So I'm reading The Count of Monte Cristo for the first time, and have signed up on Goodreads to read the full À la recherche du temps perdu, (Davis translation for Swann's Way, and Moncrieff for the rest).
Intending to read only a short portion of Swann's Way, I got pulled into the world of Proust, sucked down into the meander and flow of his marvelous phrasings, and carried away by long descriptions of memories. The writing is unbelievably good. I understand the aversion to such purple prose and endless sentences, but by gosh it is gorgeous.
And it reminds me how crappy my own writing is.
Sure, the classics are part of my bizarro work, but each read of those great works has really been selfish, to be honest. I'm using well-known literature to promote my own misguided stories. It's probably OK, since nobody reads bizarro, but it's still a little icky.

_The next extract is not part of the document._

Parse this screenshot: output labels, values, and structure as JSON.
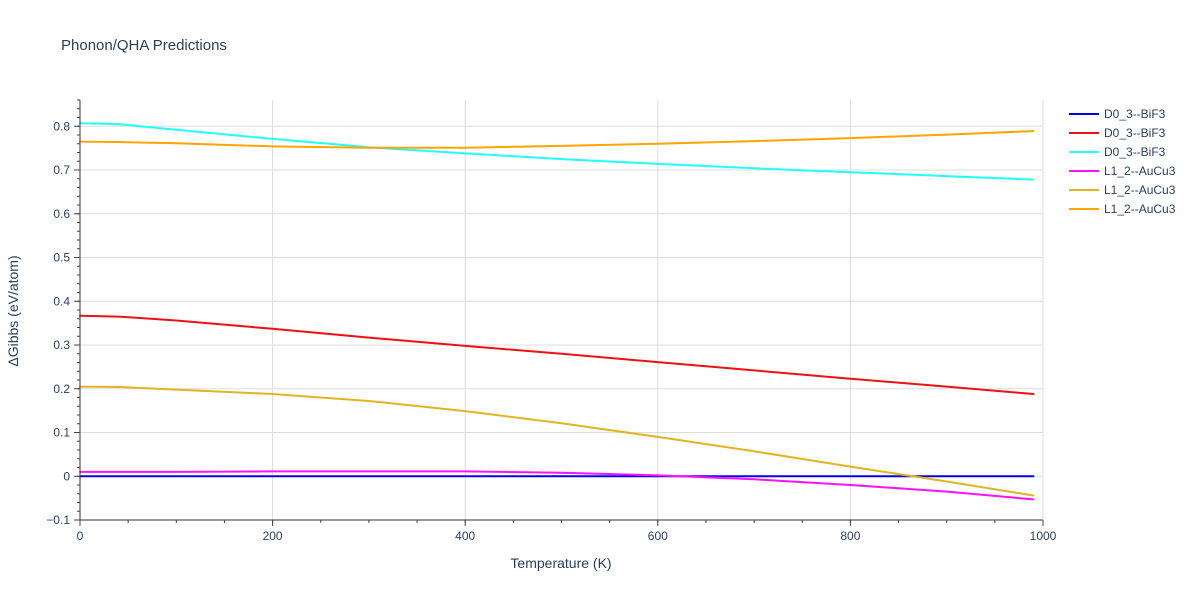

So to read Proust, purely for edification and enlightenment, is a moving experience. One realizes that there have been giants that have paved a path, giants whose footprints dwarf our own, and whose quality of work we may only fumble at. I've always been a reader, true, but having gone over to the author's world had stunted my outlook somewhat. At one point, I selfishly thought that my work was on par with modern-day masters, and maybe even thought I could challenge the ancient heros of the written word.
Wrong. Wrong. Wrong.
Though halfway through Cristo, and partway through Swann's Way, this experience has been humbling to the point of paralysis (as far as writing goes). What is the point in continuing? Why bother to put pixels to screen when you will never touch such greatness?
But that is also folly.
As writers, we should always strive to be better. Practice is one avenue. I believe that reading a very powerful tool for the writer. For me, reading the masters of the craft--those who have gone hundreds of years before--is the way to go. They have laid a foundation atop which most modern literature stands, and to ignore them and bask in our own self-imposed glory is silly.
What in the Sam Hill am I talking about?
Read. Read Proust, Joyce, Tennyson, Dumas... Authors, take off your writing hat and read. I'd encourage you to take a long hard look at your own craft. There are days when I feel like pulling the plug on all that I have out there and starting fresh... I'd like to blame Proust on that, but I also had to set aside ego and the "business" of writing and examine past and future. It is both terrifying and therapeutic to look at oneself and realize that you aren't the next Robert Jordan. Can you get there? That is up to you and what you put into it.